Liedtke, like so many others, anticipated a large drop in Yahoo’s price Monday morning:

“It will be a daunting challenge [to convince others his company is worth more than Microsoft offered], as Yang will be pointedly reminded Monday when investors are expected to show how little they think of Yahoo without a takeover bid on the table. Faced with resistance from Yang and the rest of Yahoo’s board, Microsoft withdrew its offer over the weekend.”

“Disillusioned shareholders are bound to question whether the rejection of Microsoft’s sweetened $33-per-share offer was driven more by emotion and ego than sound business sense.”

“Clearly there’s frustration,” said Darren Chervitz, co-manager of the Jacob Internet Fund, which owns Yahoo stock. “I am not even sure if Yahoo cares about its shareholders because they didn’t show much regard for shareholders’ best interests in this process.”

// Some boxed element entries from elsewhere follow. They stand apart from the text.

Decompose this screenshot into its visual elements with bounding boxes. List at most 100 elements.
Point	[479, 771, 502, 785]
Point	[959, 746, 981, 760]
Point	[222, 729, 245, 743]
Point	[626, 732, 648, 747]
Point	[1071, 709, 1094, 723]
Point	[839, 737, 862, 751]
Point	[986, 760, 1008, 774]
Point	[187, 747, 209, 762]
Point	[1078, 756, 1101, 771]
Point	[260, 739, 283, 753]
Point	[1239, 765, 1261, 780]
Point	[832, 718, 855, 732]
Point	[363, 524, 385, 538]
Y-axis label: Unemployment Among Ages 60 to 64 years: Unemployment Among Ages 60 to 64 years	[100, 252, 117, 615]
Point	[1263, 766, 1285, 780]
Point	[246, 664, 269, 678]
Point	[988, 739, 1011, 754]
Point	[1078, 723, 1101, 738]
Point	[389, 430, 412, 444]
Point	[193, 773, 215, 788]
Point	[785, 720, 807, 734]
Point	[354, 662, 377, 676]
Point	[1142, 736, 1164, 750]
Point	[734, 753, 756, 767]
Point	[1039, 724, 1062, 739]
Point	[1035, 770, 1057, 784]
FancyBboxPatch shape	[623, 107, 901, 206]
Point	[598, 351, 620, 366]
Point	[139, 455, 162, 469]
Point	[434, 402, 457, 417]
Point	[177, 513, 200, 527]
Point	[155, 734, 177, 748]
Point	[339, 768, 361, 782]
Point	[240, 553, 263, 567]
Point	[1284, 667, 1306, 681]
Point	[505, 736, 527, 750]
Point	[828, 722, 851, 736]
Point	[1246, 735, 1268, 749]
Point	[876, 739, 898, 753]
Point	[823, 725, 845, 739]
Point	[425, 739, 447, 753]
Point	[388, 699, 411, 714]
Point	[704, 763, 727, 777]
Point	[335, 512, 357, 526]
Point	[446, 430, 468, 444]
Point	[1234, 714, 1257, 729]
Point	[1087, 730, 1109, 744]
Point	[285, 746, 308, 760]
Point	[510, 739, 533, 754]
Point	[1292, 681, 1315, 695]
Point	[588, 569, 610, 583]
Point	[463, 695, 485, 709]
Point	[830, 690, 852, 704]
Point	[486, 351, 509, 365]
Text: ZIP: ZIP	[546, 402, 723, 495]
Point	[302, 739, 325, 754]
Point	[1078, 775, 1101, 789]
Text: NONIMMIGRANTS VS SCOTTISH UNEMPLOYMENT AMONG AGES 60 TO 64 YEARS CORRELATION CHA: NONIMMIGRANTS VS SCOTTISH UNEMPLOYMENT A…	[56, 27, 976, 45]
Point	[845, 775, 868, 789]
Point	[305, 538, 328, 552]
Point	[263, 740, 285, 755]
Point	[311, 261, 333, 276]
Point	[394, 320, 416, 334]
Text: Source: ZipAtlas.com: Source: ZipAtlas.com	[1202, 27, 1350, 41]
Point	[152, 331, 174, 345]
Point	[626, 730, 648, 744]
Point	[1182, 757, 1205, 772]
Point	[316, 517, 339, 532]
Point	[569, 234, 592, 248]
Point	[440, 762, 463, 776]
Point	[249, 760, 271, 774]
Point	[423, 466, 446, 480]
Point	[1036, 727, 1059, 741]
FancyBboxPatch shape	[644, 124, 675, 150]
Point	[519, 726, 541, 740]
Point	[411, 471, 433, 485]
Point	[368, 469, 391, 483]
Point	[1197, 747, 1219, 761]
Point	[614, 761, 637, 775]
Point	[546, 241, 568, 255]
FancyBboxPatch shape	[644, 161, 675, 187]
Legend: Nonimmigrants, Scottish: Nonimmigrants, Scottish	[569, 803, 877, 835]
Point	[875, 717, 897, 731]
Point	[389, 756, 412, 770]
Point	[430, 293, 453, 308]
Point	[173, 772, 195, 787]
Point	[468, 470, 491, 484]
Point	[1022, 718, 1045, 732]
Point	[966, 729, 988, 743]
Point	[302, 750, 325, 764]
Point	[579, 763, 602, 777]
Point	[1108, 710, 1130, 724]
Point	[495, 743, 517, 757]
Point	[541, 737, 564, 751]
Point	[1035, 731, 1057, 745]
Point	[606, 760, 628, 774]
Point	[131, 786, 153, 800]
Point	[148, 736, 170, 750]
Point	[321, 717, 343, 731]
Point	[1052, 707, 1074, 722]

Let’s see the fall-out on the charts, which has proceeded as expected so far (expectation:   Yahoo plunges, Microsoft trades higher, Google surges higher):

First, the intraday action shows this to be the case:

Let’s look at their individual daily charts for any clues:

Yahoo Inc (YHOO):

Microsoft Corp (MSFT):

Google Inc (GOOG):

Remember that when there’s a take-over offer, the following pattern is expected:

Company MAKING the offer :  Usually Declines in a gap
Company BEING ACQUIRED:    Usually Rises (surges) in a gap

Also, any other companies directly affected move as well (for example, they were teaming up against Google’s search engine dominance).

In this instance, when a take-over attempt FAILS, then the unwinding of this pattern occurs, which is what we are seeing today.  Each stock also attempted a ‘gap fade’ after the initial overnight impulse.

This is such an interesting story, and one that has taken on new urgency now as the fall-out could be large from these developments.  Let’s continue to watch the situation unfold.


2 Responses to “Fallout Begins from MSFT and YHOO”

  1. Jan Says:

    Yahoo’s CEO Yang is a very greedy businessman, I had thought that he would have been jumping for joy over the increased offer from Microsoft, but because of either his ego or greed, he has allowed his companys stock to nosedive, losing something like $380 Million Dollars on Monday May 5, 2008 alone! What will tomorrow bring? Another loss for the shareholders who believed in CEO Yangs marketing abilities?

    I wonder how he feels now about his decision he made with Microsoft’s extended offer he refused, probably not to happy about it now! TOO BAD!

  2. Jan Says:

    I guess that Yahoo will start considering laying off more employees since his company has lost so much money today in the stock market, why not, greedy people never find fault with their own business decisions, they always blame someone else and in this case, the CEO of Yahoo! Inc., will punish the Yahoo employees by announcing layoffs!

    Microsoft may just allow the stock in Yahoo to drop to $20.00 per share, then get in direct touch with all the major shareholders and offer them a deal they can’t refuse, $25.00 per share, take it or leave it! They will take it, afterall, it would be $5.00 higher than the current market price for each share of Yahoo stock, and then, Microsoft would get Yahoo to be part of their company and go after Google.

    This is only my opinion or perhaps wishful thinking!